Lors de ce RDV, Jean-Marc Stébé aura comme principale ambition de montrer comment la ville (l’urbain) d’un côté et la campagne (le rural) de l’autre sont devenus tour à tour objet de désir et de convoitise et objet de dédain et de mise à distance, tantôt adulé, tantôt méprisé.

1. Un engouement pour la ville

Pendant plusieurs siècles, la ville (la ville classique, commerciale ou industrielle) a attiré les populations venant trouver un travail, cherchant à gagner leur vie, ou encore allant « faire fortune ». « Monter à la ville » était considéré comme une promotion, comme une aventure vers de nouveaux horizons radieux, vers des espaces prometteurs économiquement, culturellement et socialement : on avait envie de quitter son village, village vécu comme hors de la culture légitime et éloigné du progrès ; on souhaitait s’éloigner de sa terre, terre considérée comme difficile à cultiver ; on voulait rompre avec ses racines villageoises, racines vécues comme pesantes. C’est ainsi que jusqu’au début des années 1960, la ville a été associée à un espace aux nombreuses qualités et traversée par des mythes positifs : « l’air de la ville rend libre », « seule la ville permet de s’accomplir », « la ville, c’est la liberté », « la ville, c’est le lieu des plaisirs »…
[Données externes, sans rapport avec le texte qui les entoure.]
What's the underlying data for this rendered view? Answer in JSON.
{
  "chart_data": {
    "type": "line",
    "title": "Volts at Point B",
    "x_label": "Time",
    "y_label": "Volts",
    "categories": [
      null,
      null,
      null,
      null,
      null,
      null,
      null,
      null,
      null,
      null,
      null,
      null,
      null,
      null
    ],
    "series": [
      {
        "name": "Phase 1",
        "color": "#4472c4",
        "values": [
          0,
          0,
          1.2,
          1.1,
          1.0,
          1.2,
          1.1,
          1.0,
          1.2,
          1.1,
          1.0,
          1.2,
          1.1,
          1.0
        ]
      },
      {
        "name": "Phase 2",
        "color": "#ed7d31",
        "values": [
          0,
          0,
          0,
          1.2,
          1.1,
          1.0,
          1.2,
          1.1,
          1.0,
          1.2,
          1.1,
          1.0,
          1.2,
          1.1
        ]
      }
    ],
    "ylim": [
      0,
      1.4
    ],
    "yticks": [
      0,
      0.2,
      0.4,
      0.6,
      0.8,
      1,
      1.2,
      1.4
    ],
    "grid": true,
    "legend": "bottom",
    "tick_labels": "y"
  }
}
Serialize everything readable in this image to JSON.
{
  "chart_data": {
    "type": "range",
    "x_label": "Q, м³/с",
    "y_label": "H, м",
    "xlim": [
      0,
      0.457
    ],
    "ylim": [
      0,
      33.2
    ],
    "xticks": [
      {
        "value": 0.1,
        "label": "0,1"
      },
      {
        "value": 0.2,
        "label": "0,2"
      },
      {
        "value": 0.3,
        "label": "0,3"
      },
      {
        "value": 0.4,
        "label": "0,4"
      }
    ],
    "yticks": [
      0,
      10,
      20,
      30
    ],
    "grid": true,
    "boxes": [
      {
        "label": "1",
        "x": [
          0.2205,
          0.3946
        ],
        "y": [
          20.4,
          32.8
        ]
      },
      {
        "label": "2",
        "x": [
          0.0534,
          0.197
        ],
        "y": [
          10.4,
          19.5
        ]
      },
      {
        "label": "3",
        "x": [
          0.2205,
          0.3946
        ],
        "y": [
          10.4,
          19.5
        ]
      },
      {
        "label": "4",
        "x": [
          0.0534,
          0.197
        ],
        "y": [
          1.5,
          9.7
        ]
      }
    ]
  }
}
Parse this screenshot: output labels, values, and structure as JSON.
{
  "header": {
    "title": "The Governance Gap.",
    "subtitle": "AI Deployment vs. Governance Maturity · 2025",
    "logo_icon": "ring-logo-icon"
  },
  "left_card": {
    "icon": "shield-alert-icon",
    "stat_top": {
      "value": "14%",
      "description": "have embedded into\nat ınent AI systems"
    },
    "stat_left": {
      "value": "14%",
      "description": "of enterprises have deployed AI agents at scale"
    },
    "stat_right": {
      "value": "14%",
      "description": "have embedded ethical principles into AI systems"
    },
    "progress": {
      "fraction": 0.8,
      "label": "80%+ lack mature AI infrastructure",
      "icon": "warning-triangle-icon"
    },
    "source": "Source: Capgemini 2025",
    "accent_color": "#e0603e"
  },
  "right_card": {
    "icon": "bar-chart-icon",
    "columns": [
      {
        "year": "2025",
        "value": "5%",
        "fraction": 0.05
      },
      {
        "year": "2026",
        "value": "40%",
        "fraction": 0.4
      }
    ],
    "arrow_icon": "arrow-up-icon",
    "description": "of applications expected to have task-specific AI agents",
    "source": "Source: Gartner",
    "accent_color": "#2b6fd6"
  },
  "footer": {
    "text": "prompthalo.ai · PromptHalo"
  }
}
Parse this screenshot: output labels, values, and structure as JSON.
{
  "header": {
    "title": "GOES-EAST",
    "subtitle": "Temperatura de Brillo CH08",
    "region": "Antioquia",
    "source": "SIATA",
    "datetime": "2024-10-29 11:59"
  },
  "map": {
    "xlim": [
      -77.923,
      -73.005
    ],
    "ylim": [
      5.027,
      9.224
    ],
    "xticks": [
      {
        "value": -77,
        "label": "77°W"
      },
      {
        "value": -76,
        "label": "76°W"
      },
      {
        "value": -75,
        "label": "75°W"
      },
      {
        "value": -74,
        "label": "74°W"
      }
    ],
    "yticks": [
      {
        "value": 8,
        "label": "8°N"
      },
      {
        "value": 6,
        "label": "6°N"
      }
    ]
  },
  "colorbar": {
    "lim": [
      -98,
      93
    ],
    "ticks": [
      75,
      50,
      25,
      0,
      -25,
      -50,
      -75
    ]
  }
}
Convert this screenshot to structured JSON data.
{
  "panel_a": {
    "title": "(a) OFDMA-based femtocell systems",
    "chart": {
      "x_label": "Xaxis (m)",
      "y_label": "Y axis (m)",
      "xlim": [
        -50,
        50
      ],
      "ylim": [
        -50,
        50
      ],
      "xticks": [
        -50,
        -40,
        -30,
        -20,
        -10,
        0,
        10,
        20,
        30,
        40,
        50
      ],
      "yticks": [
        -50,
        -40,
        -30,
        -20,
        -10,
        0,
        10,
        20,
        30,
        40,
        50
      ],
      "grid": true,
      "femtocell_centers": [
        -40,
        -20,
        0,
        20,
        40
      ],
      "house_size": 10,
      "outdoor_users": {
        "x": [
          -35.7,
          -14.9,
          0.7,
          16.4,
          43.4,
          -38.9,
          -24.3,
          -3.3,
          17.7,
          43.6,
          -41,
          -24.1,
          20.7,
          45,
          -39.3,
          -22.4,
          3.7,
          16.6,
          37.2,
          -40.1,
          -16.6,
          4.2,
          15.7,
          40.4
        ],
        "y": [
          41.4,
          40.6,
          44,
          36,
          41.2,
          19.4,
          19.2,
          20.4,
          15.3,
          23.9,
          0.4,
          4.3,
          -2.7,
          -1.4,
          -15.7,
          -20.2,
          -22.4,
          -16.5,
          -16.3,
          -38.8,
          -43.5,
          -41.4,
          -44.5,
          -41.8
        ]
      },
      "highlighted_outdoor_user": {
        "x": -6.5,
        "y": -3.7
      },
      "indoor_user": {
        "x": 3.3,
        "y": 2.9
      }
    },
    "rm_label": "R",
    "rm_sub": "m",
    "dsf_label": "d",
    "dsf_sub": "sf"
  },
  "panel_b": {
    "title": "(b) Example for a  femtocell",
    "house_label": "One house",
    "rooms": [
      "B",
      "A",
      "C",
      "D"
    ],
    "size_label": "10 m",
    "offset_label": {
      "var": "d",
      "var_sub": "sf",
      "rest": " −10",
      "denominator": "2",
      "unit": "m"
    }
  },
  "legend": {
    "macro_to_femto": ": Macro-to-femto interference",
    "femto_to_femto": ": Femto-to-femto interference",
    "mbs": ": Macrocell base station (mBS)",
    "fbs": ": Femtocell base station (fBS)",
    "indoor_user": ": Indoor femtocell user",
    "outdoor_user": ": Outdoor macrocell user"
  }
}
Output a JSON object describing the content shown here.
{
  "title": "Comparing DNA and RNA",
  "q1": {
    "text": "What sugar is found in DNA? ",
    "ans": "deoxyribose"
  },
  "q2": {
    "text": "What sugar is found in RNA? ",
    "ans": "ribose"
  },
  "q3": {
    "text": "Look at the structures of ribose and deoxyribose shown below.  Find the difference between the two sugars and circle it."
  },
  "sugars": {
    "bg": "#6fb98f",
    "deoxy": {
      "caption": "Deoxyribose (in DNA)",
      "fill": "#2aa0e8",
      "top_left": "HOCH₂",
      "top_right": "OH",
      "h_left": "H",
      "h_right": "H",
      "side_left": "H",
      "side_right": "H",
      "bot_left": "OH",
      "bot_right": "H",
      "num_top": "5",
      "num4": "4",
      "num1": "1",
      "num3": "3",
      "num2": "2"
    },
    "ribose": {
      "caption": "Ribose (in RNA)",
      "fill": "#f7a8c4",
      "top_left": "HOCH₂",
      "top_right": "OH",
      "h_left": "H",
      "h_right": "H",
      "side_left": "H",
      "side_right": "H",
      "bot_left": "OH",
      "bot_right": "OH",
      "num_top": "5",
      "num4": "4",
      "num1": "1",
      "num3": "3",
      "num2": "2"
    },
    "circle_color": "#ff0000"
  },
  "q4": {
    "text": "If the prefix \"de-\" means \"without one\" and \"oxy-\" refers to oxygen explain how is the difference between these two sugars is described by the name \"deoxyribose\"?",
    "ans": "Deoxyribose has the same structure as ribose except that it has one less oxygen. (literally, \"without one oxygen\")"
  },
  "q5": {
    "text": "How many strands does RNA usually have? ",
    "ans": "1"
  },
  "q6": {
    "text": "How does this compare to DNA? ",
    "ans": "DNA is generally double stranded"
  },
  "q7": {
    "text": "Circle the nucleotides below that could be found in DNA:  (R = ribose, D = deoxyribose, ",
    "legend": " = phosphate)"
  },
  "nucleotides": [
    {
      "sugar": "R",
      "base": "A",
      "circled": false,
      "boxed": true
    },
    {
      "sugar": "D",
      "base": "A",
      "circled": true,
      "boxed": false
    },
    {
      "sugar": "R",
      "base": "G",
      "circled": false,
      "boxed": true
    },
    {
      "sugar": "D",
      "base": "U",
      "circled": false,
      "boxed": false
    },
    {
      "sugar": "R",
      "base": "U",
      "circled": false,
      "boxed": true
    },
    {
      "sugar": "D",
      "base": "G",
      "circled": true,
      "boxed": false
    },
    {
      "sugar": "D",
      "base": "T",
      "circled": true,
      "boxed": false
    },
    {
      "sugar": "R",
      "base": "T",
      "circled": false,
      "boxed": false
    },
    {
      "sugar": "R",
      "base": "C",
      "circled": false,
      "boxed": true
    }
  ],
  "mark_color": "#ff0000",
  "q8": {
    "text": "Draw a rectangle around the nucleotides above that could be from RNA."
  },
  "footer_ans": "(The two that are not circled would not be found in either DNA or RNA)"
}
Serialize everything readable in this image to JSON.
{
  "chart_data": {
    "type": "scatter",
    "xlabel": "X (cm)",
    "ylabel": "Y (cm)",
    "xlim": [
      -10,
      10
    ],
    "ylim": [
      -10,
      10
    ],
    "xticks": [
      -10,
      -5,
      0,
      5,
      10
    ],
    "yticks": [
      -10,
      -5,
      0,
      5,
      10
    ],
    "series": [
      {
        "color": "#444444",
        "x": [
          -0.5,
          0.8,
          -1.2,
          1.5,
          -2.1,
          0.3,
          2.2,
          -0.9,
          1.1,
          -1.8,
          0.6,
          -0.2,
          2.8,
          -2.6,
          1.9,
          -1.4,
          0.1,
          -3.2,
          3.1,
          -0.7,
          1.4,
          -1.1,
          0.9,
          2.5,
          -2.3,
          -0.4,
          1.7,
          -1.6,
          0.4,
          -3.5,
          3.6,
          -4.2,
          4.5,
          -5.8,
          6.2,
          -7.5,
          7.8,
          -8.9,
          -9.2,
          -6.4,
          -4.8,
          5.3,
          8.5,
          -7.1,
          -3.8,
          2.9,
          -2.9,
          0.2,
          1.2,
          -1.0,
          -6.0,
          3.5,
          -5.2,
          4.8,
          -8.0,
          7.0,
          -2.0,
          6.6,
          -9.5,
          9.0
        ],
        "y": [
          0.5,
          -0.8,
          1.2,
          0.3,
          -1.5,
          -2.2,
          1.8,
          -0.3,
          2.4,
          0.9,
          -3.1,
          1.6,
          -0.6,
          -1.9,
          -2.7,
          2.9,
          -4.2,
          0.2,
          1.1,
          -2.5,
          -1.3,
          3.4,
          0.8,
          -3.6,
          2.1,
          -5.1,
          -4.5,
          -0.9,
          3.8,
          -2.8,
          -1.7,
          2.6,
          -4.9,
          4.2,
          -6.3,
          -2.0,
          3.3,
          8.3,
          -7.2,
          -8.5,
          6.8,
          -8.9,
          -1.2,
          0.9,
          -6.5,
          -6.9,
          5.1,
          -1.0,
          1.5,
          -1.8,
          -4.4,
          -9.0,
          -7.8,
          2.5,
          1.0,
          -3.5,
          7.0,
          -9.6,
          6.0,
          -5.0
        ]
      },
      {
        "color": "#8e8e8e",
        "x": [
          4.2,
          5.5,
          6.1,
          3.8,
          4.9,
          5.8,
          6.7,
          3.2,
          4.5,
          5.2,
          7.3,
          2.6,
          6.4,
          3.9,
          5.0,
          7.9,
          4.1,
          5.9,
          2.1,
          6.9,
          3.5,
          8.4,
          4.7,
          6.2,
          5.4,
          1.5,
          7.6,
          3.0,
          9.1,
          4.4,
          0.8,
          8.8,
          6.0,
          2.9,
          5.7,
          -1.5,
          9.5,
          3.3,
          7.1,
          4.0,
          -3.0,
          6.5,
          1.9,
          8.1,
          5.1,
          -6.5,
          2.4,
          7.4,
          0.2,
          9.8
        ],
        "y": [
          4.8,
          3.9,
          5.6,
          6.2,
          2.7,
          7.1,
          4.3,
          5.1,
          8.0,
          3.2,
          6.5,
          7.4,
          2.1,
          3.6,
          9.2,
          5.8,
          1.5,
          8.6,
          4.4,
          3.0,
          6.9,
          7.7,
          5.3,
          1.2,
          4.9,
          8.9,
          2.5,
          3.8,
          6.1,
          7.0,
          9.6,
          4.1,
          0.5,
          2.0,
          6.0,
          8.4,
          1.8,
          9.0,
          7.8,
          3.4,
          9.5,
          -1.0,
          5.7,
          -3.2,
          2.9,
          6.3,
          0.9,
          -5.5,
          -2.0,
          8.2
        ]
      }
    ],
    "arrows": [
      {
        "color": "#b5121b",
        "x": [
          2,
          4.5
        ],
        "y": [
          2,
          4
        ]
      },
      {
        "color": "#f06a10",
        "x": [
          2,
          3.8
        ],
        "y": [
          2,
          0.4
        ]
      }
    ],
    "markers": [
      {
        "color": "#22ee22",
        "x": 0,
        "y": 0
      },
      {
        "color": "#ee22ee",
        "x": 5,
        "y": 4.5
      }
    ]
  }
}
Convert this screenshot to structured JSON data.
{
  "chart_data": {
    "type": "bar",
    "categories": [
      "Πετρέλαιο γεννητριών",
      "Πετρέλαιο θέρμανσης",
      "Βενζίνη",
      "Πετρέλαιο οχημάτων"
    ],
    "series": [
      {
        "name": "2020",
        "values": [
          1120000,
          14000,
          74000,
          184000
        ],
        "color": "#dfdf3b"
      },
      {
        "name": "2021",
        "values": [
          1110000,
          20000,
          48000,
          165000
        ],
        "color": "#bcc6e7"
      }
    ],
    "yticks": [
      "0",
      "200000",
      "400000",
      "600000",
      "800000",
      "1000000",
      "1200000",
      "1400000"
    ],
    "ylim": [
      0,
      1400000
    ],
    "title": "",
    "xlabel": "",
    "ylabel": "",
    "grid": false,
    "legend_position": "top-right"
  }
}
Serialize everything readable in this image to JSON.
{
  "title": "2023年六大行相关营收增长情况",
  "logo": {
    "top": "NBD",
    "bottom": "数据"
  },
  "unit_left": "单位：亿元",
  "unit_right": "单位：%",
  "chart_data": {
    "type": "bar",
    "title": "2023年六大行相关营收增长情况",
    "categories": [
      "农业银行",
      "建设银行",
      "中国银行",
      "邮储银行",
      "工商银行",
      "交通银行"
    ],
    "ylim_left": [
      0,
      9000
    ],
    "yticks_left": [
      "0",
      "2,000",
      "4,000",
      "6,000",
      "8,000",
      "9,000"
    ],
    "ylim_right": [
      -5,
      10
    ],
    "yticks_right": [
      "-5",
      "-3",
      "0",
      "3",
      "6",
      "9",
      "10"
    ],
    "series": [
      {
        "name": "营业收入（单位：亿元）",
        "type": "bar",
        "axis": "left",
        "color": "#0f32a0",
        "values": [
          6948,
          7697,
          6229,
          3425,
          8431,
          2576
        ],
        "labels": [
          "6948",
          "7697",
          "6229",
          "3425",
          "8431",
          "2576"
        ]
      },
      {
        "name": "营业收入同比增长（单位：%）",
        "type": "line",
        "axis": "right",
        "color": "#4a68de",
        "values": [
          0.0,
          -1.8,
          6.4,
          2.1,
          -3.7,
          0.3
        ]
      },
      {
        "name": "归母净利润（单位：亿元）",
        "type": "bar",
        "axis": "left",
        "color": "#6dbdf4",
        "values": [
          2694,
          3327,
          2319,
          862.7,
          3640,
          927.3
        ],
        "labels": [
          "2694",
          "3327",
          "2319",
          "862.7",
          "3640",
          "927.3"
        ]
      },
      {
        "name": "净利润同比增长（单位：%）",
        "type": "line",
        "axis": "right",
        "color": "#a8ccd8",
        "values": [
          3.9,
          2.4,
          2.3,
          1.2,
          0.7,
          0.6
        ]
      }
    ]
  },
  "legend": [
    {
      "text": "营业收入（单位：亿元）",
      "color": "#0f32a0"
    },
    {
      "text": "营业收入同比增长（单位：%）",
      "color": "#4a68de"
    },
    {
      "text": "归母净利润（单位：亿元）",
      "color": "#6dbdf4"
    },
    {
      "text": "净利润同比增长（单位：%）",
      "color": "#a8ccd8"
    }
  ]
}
2. Renversement idéologique : le rural retrouve ses heures de gloire

Dans les années 1970, on assiste à un renversement idéologique. À la faveur de la « crise urbaine » et de la montée en puissance des idées néo-ruralistes, campagne et paysannerie sont réhabilitées. La grille d’analyse des rapports ville-campagne renouvelle les termes d’une contradiction déjà bien connue ; d’une part, les valeurs positives du « retour à la nature » incarnées par l’espace rural sont construites dans l’opposition à une ville oppressante et polluée où il ne fait pas « bon vivre » ; d’autre part, la relation entre urbain et rural s’énonce en termes inégalitaires, d’un espace rural convoité et dominé par la ville et les urbains.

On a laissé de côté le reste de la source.